[2] sedikit cerita

16.1K 1K 22
                                    

Fyi, tawaku disini, adalah tawa murni yang dapat dihitung berapa kali terjadinya, selama tujuh tahun ini.

-Winter Wonderland, bersama Satria.

Nadine's POV

Napasku terengah. Kupegangi kepala yang terasa sakit. Kenapa mimpi itu lagi? Untuk kesekian kalinya mimpi itu menjadi tamuku dikala aku tertidur, membuatku lebih memilih untuk terjaga saat malam. Tapi ternyata, obat yang kuminum selalu saja berhasil membuatku mengantuk.

Kugerakkan tubuh untuk menuruni tempat tidur dan berjalan keluar kamar. Kunyalakan beberapa lampu tidur, membuat keadaan di sekelilingku disinari cahaya temaram. Kuturuni anak tangga sambil merapatkan jubah tidurku. Musim dingin yang sudah dimulai sejak beberapa hari lalu membuat salju senantiasa turun di luar sana.

Baru memasuki ruang keluarga berniat menghangatkan diri di perapian, keberadaan seseorang di depan televisi membuatku tak bisa menyembunyikan rasa kagetku. Sean sialan.

"Lo belom tidur?" tanyaku pelan pada pria yang kini sibuk dengan siaran bola di hadapannya.

"Eh, Nad? Haus?"

"Gue kedinginan di kamar." Sebenarnya jawaban itu tidak sepenuhnya berbohong, karena pemanas ruanganku sedang rusak sekarang.

"Pemanas ruangan?"

"Rusak."

"Kok gak dibilang ke gue?!"

"Itu barusan gue bilang."

"Maksudnya kenapa gak dari kemarin?"

"Orang rusaknya baru tadi." Ujarku datar lalu mengambil tempat di samping Sean.

"You okey?"

Aku menatap Sean cukup lama sebelum akhirnya menghela napas panjang. "Kayak yang lo liat." Ujarku pelan.

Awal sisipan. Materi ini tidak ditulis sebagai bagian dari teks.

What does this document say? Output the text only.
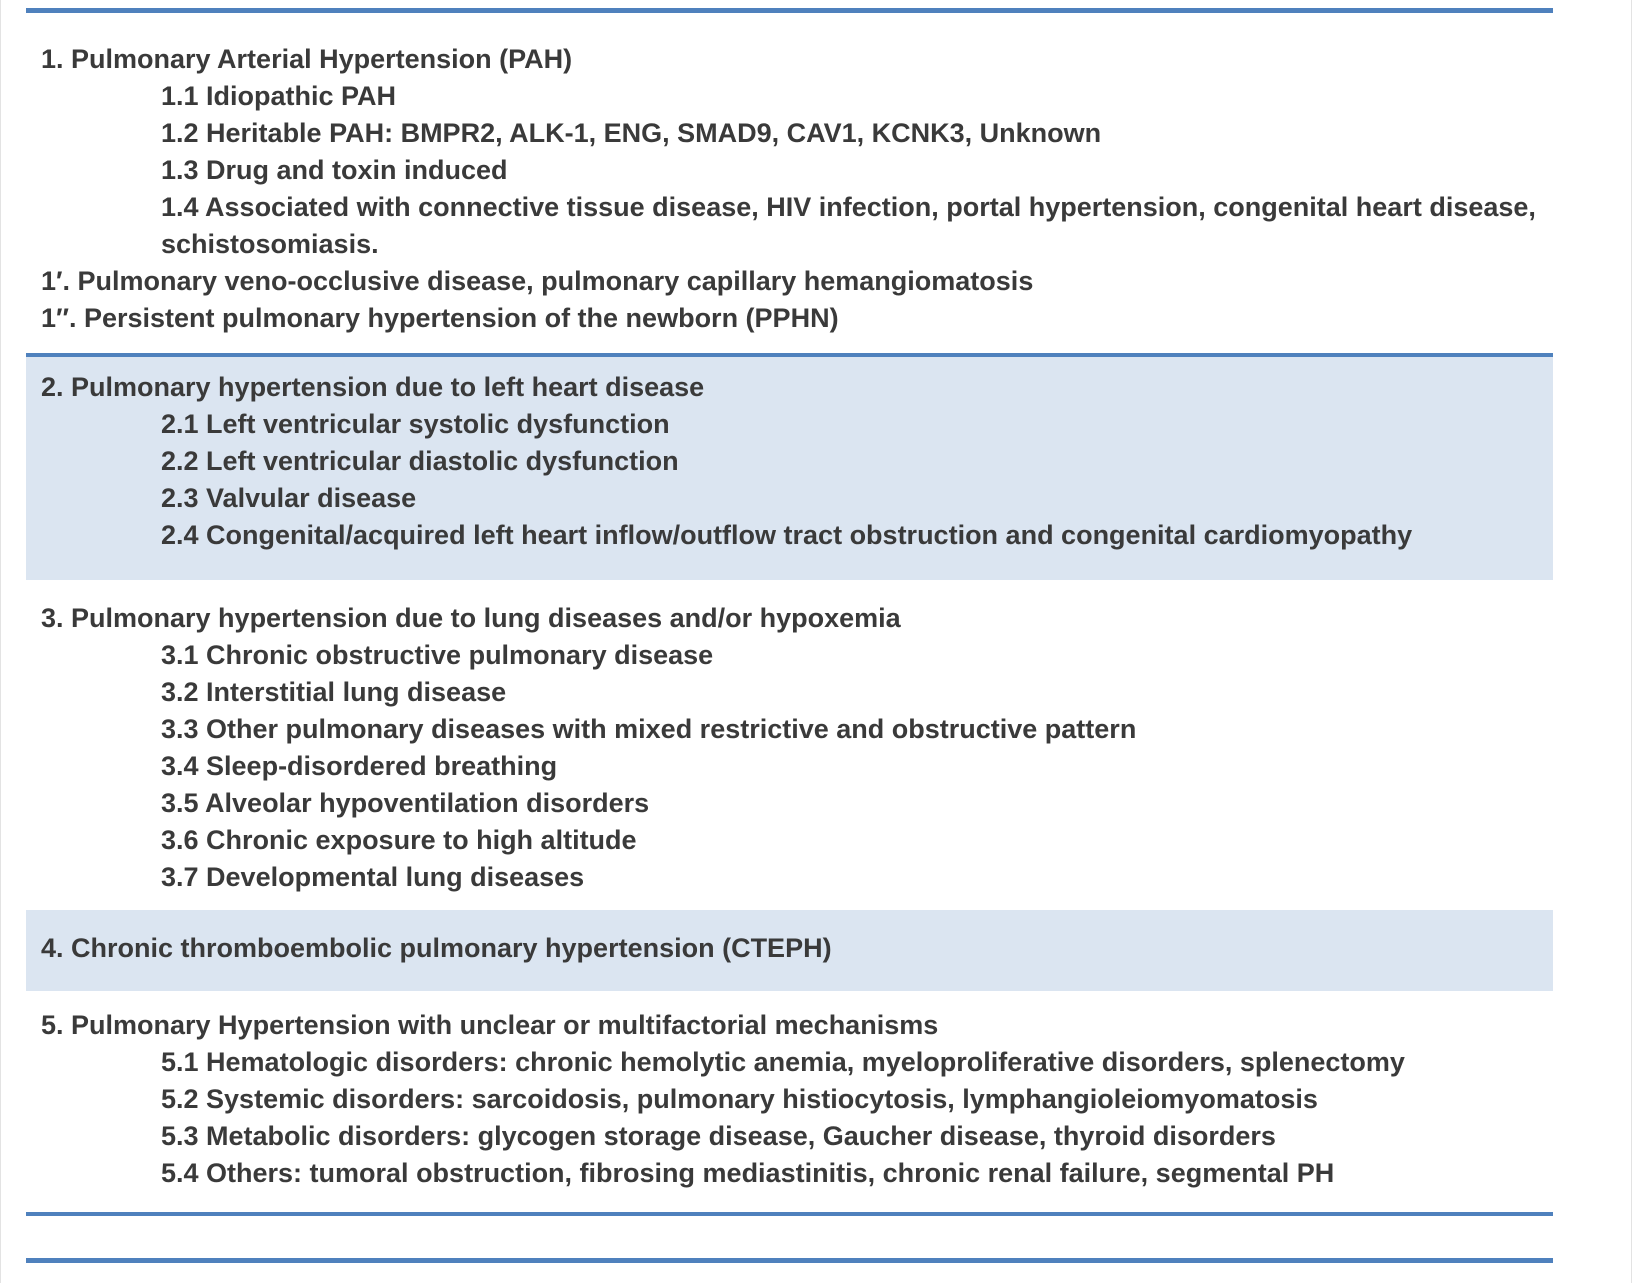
1. Pulmonary Arterial Hypertension (PAH)
1.1 Idiopathic PAH
1.2 Heritable PAH: BMPR2, ALK-1, ENG, SMAD9, CAV1, KCNK3, Unknown
1.3 Drug and toxin induced
1.4 Associated with connective tissue disease, HIV infection, portal hypertension, congenital heart disease, schistosomiasis.
1′. Pulmonary veno-occlusive disease, pulmonary capillary hemangiomatosis
1′′. Persistent pulmonary hypertension of the newborn (PPHN)
2. Pulmonary hypertension due to left heart disease
2.1 Left ventricular systolic dysfunction
2.2 Left ventricular diastolic dysfunction
2.3 Valvular disease
2.4 Congenital/acquired left heart inflow/outflow tract obstruction and congenital cardiomyopathy
3. Pulmonary hypertension due to lung diseases and/or hypoxemia
3.1 Chronic obstructive pulmonary disease
3.2 Interstitial lung disease
3.3 Other pulmonary diseases with mixed restrictive and obstructive pattern
3.4 Sleep-disordered breathing
3.5 Alveolar hypoventilation disorders
3.6 Chronic exposure to high altitude
3.7 Developmental lung diseases
4. Chronic thromboembolic pulmonary hypertension (CTEPH)
5. Pulmonary Hypertension with unclear or multifactorial mechanisms
5.1 Hematologic disorders: chronic hemolytic anemia, myeloproliferative disorders, splenectomy
5.2 Systemic disorders: sarcoidosis, pulmonary histiocytosis, lymphangioleiomyomatosis
5.3 Metabolic disorders: glycogen storage disease, Gaucher disease, thyroid disorders
5.4 Others: tumoral obstruction, fibrosing mediastinitis, chronic renal failure, segmental PH
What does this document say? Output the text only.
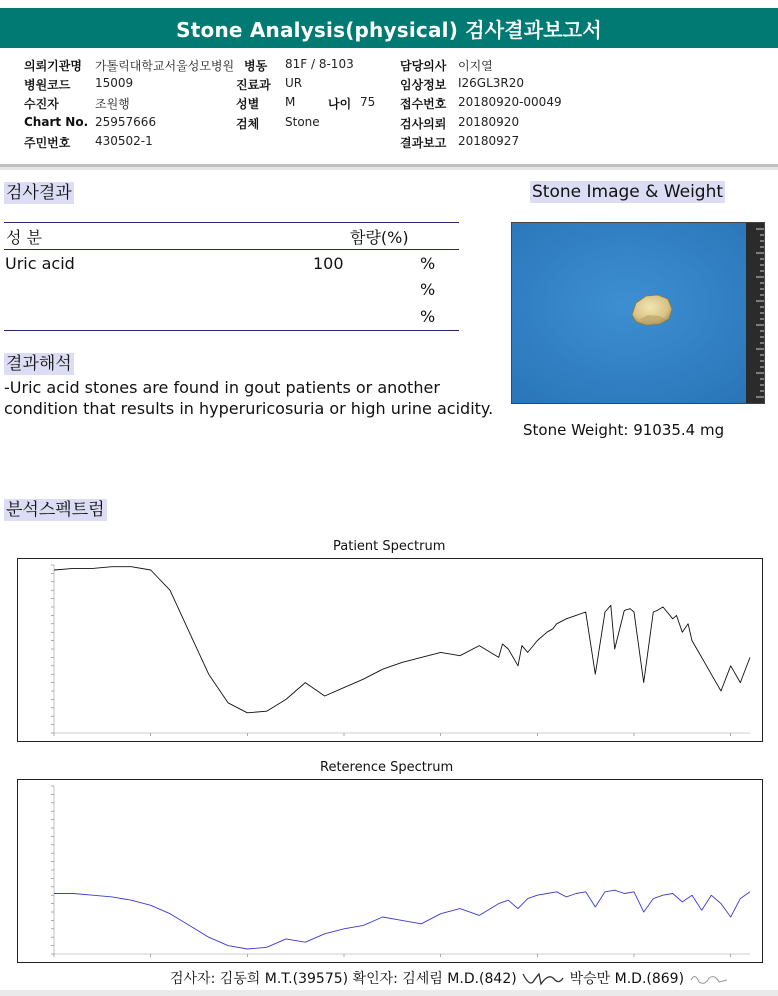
Stone Analysis(physical) 검사결과보고서
의뢰기관명 가톨릭대학교서울성모병원 병동 81F / 8-103	담당의사 이지열
병원코드 15009	진료과 UR	임상정보 I26GL3R20
수진자	조원행	성별 M	나이 75 접수번호 20180920-00049
Chart No. 25957666	검체 Stone	검사의뢰 20180920
주민번호 430502-1	결과보고 20180927
검사결과
성 분	함량(%)
Uric acid	100	%
%
%
결과해석
-Uric acid stones are found in gout patients or another condition that results in hyperuricosuria or high urine acidity.
Stone Image & Weight
Stone Weight: 91035.4 mg
분석스펙트럼
Patient Spectrum
Reterence Spectrum
검사자: 김동희 M.T.(39575) 확인자: 김세림 M.D.(842)	박승만 M.D.(869)
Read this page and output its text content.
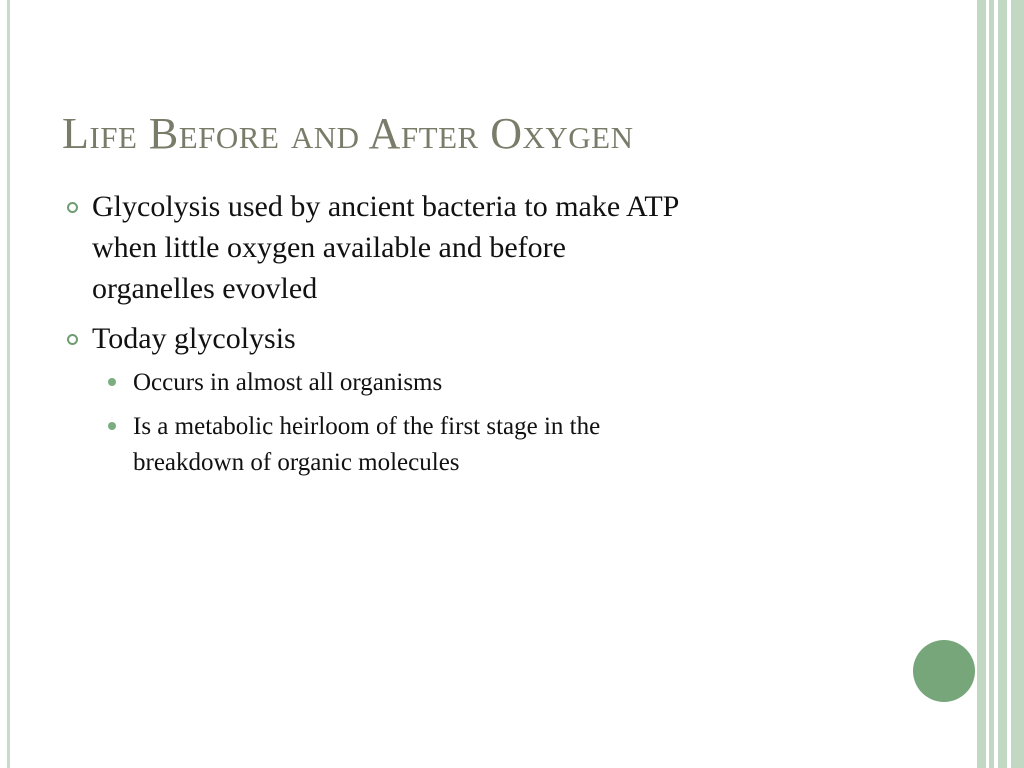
Life Before and After Oxygen
Glycolysis used by ancient bacteria to make ATP
when little oxygen available and before
organelles evovled
Today glycolysis
Occurs in almost all organisms
Is a metabolic heirloom of the first stage in the
breakdown of organic molecules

Aku menatap televisi, membiarkan retinaku menangkap siaran para pria yang sibuk mengejar bola. Namun pikiranku tidak fokus pada layar kaca di depanku. Bagaimana nanti jika aku kembali, ternyata banyak orang yang membenciku? Bagaimana jika aku kembali bertemu dengan lelaki itu? Aku takut. Bagaimana jika nanti aku kembali terluka?

Gue bakal nunggu lo, Nadine.

Napasku tiba-tiba menderu, tanganku kembali bergetar. Rasa gelisah itu lagi-lagi datang menghampiriku. Sekuat tenaga kutahan keadaan tubuhku agar Sean tidak sadar, namun gagal, Sean sudah lebih dulu bersuara dengan nada panik.

Gue janji, gue bakal jemput lo lagi.

"Nad?"

Jangan tinggalin gue, Nad.

Kurasakan genggaman hangat Sean di tanganku dan tubuhnya mendekapku erat. Kutarik sekuat tenaga kaus Sean, ingin mengatakan bahwa sebenarnya aku sudah tidak kuat lagi. Air mataku lagi-lagi mengalir, perasaan itu datang lagi menghukumku. Kesalahanku adalah meninggalkannya. Kesalahanku karena bersifat egois dan bodoh selama ini. Tuhan, aku hanya ingin bebas dari perasaan ini.